Your Writing Persona
People bookmark sites and regularly visit blogs for a multitude of reasons. If you’re writing guides for a specific game then you may well gain traction within the appropriate community. Writing reviews or providing commentary on pop culture issues can also attract a growing audience. Some bloggers find themselves simply at the right place at the right time with regard to their writing activities and then later find they’re the “go to” site on a given subject. Never underestimate the importance of diligence and hard work. Writing regularly, interacting with others and building up a back catalogue of material does yield results. There is an element of truth in the old adage that if you throw enough mud at a wall, some of it will eventually stick. But content is not necessarily the only defining factor of a blog’s popularity or success. There is the matter of the writer’s persona.
Unless you deliberately seek to make your writing as anodyne as possible, aspects of your personality will bleed through into your blog posts. It may be your sense of humour, your boundless passion or a fleeting admission of something personal that resonates with others. Some bloggers go a stage further and actively seek to create a deliberate persona through their content. Either way, it can be an important facet of blogging and integral to building a rapport with your readership. There are several bloggers who I admire and respect who frequently cover subjects or write about matters that I am not immediately interested in. However, it is their written style, personality or blogging philosophy that keeps me engaged and reading their content, even if it is about crop rotation in the 14th century. I just enjoy their turn of phrase, acerbic wit or just down to earth outlook upon life.
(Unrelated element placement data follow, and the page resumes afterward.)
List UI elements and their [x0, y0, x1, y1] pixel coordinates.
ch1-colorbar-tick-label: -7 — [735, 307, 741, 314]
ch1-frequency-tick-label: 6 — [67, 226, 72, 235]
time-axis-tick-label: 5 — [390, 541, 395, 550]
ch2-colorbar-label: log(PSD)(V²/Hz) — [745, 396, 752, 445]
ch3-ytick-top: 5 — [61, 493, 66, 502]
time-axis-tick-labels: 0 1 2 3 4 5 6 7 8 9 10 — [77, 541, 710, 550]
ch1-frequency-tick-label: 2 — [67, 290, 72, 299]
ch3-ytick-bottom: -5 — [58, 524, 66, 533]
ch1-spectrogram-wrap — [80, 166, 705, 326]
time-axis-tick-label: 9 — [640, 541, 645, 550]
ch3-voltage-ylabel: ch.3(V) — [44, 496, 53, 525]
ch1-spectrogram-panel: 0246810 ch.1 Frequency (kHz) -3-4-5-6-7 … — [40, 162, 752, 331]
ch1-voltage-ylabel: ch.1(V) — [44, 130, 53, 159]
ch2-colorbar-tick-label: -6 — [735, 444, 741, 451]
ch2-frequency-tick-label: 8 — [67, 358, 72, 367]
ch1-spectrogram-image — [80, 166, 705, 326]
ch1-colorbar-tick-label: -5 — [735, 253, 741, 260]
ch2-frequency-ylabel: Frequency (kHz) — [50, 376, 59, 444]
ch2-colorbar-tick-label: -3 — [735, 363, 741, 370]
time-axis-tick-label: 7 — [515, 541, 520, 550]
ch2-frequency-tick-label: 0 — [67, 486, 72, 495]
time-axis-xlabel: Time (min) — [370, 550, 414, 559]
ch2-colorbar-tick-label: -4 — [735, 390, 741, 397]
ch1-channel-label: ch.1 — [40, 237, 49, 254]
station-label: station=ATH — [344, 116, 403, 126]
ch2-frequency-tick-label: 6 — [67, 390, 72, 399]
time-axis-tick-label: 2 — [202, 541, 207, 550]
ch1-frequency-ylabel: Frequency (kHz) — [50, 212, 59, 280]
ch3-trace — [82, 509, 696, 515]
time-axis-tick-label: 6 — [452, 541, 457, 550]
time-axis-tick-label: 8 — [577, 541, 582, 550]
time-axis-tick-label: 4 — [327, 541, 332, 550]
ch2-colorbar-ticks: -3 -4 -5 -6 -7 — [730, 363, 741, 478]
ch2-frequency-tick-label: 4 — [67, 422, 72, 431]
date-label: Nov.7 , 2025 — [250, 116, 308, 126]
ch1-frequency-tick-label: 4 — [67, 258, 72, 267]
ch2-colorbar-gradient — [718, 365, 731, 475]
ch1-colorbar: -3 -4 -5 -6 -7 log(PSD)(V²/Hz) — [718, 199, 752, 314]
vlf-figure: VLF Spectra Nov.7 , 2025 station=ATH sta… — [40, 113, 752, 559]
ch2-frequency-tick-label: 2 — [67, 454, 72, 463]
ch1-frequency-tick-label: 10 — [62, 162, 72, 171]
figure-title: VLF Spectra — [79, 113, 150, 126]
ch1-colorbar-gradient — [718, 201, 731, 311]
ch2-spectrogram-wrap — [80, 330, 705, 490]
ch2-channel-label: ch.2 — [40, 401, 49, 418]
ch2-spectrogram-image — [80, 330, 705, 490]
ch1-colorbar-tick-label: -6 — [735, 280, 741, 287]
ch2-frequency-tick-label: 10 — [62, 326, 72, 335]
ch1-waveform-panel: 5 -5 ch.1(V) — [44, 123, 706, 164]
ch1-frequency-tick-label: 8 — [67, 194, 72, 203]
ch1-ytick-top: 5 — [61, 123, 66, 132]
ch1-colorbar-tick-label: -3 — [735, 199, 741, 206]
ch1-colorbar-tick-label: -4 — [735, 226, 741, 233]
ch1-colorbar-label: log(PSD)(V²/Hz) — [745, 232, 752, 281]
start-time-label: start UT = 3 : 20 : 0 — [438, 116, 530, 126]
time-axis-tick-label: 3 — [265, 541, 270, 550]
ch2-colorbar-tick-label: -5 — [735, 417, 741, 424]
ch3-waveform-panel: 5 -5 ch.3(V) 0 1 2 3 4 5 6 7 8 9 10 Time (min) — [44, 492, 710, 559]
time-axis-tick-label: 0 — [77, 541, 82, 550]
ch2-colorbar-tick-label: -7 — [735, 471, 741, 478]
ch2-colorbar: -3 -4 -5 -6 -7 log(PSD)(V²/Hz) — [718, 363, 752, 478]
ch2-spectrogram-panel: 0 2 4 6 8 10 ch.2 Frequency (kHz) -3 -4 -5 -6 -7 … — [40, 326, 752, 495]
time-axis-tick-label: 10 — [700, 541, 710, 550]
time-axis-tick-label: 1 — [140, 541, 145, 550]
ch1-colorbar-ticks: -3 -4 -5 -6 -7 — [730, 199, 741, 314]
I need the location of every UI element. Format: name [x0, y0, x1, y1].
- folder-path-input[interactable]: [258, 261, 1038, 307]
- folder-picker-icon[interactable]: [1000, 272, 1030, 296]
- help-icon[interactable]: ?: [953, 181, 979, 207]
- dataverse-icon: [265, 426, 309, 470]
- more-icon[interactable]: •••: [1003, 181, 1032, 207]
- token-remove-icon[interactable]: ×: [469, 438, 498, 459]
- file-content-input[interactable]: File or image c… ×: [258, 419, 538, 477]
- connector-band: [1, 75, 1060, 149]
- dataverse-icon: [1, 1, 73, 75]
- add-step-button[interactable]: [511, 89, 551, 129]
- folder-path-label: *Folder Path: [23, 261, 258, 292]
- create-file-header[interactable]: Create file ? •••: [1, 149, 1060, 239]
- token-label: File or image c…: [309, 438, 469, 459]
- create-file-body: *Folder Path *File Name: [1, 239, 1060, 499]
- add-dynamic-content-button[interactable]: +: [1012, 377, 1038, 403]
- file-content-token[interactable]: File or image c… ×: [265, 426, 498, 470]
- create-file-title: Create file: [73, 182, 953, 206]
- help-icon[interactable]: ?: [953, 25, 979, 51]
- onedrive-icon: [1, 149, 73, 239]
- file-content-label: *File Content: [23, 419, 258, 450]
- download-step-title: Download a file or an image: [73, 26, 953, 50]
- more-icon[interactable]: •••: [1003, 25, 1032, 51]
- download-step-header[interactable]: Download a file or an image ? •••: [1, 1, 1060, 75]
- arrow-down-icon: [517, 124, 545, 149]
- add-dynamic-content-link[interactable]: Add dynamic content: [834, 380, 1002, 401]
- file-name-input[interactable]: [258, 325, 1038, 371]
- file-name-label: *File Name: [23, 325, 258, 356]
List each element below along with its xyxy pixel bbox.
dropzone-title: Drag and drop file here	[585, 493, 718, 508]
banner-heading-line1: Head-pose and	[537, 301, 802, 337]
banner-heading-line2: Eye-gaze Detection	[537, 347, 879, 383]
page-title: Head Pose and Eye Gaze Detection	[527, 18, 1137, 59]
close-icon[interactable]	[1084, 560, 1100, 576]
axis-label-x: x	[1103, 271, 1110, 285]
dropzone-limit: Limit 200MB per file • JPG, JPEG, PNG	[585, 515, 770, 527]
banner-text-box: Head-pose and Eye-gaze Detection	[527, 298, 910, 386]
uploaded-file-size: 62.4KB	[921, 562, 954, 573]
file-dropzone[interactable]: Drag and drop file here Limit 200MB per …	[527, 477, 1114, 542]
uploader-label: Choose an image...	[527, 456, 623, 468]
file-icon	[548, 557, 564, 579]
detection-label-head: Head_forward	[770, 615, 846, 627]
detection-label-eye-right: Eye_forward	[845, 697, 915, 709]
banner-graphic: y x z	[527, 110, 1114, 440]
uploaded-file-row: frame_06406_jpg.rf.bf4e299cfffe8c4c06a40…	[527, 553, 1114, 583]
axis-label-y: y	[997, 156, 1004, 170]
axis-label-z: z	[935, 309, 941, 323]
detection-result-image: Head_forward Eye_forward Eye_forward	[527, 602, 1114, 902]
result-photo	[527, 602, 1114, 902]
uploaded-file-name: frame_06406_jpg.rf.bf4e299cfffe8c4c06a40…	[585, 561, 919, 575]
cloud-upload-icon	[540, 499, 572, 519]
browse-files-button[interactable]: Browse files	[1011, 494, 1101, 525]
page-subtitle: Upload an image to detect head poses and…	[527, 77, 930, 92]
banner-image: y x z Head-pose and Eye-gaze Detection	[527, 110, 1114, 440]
A writer’s persona may be obvious or it can be enigmatic. Some specific or non-specific aspect of their prose that resonates with the readers. It also doesn’t have to be something positive. I’ve followed some particular bloggers in the past just to see what outrageous nonsense they’d be pontificating today. Being controversial does sell although I’d argue it paints you into a corner and does make you a bit of a one trick pony. So perhaps this option is one to avoid. But whether you seek to cultivate a persona or not, readers do latch on to the tiniest of things and they will endeavour to humanise you. It is in our nature as a species to try and find similarities and common ground with those we encounter in real life, so it really is no surprise that we do the same online. Hence a passing reference to your cat, dog or children suddenly provides a psychosocial bridge and a window into your own humanity. Next thing you know you’ve gained regular readers.
People are nosey. I am. One of the many reasons I enjoy my online social relationships and reading blogs from all over the world is that they provide such a wonderful window into other people’s lives and personal experiences. These things are often paradoxically the same but at the same time different. I thought I had a good handle on what life in America was like but when I started doing a weekly podcast with my good friend Brian, it proved to be a fascinating insight into the cultural differences between the UK and US. This is why I like blogs that have a broad remit and will at times cover wider subjects. I love reading about how someone went on a hike, spent the day at a Renaissance Fayre or is undertaking some major home improvements. I find all these things relatable and the moment that happens I find reading their blogs far more intimate and friendly. It ceases to be just a post but becomes more of a conversation or catching up with a friend and having a coffee.
As to my own blogging persona, it isn’t really that different from the one I present to the world in day to day life. I speak pretty much the same as I write. I like words and am happy to use them. I use humour as a tool to navigate the choppy waters of social interaction and the discussion of those controversial cultural talking points. I will be profane if I think it’s relevant or necessary. Someone once described the Contains Moderate Peril podcast as two grumpy old men, sitting in far side chairs, wearing smoking jackets while they give vent to their loquacity through extraneous bombastic circumlocution. Whether that was the case or not (okay it was) they kept listening. I think a better example of a natural writing persona is that of Justin Olivetti AKA Syp who writes for Massively Overpowered and has his own blog BioBreak. He has an easy going, measured style but that does not mean it’s lacking in substance. He is generous, thoughtful and seldom gets annoyed. He’s kind of like the James Stewart of video game blogging.
Your writing is an extension of you. You have a personality. Therefore your blogging will have one to a degree. However, that is not to say that it is something to fret or fuss over. You may want to write solely about Etruscan pottery and keep purely to the topic in hand, ensuring that any details of your personal life are kept out of your content. That is fine. Be an enigma, although that in itself is a distinct persona. But whatever way in which you express yourself will still have an impact upon your readers. Hence you will develop a perceived writing persona regardless of what you do. However, unless you are deliberately spreading unrest, or actively trolling a community then I don’t think this is anything to be feared. Be genuine in your writing and that is what your readers will see. And think yourself lucky that you’re not a live streamer as your online persona has a far greater bearing in that particular medium.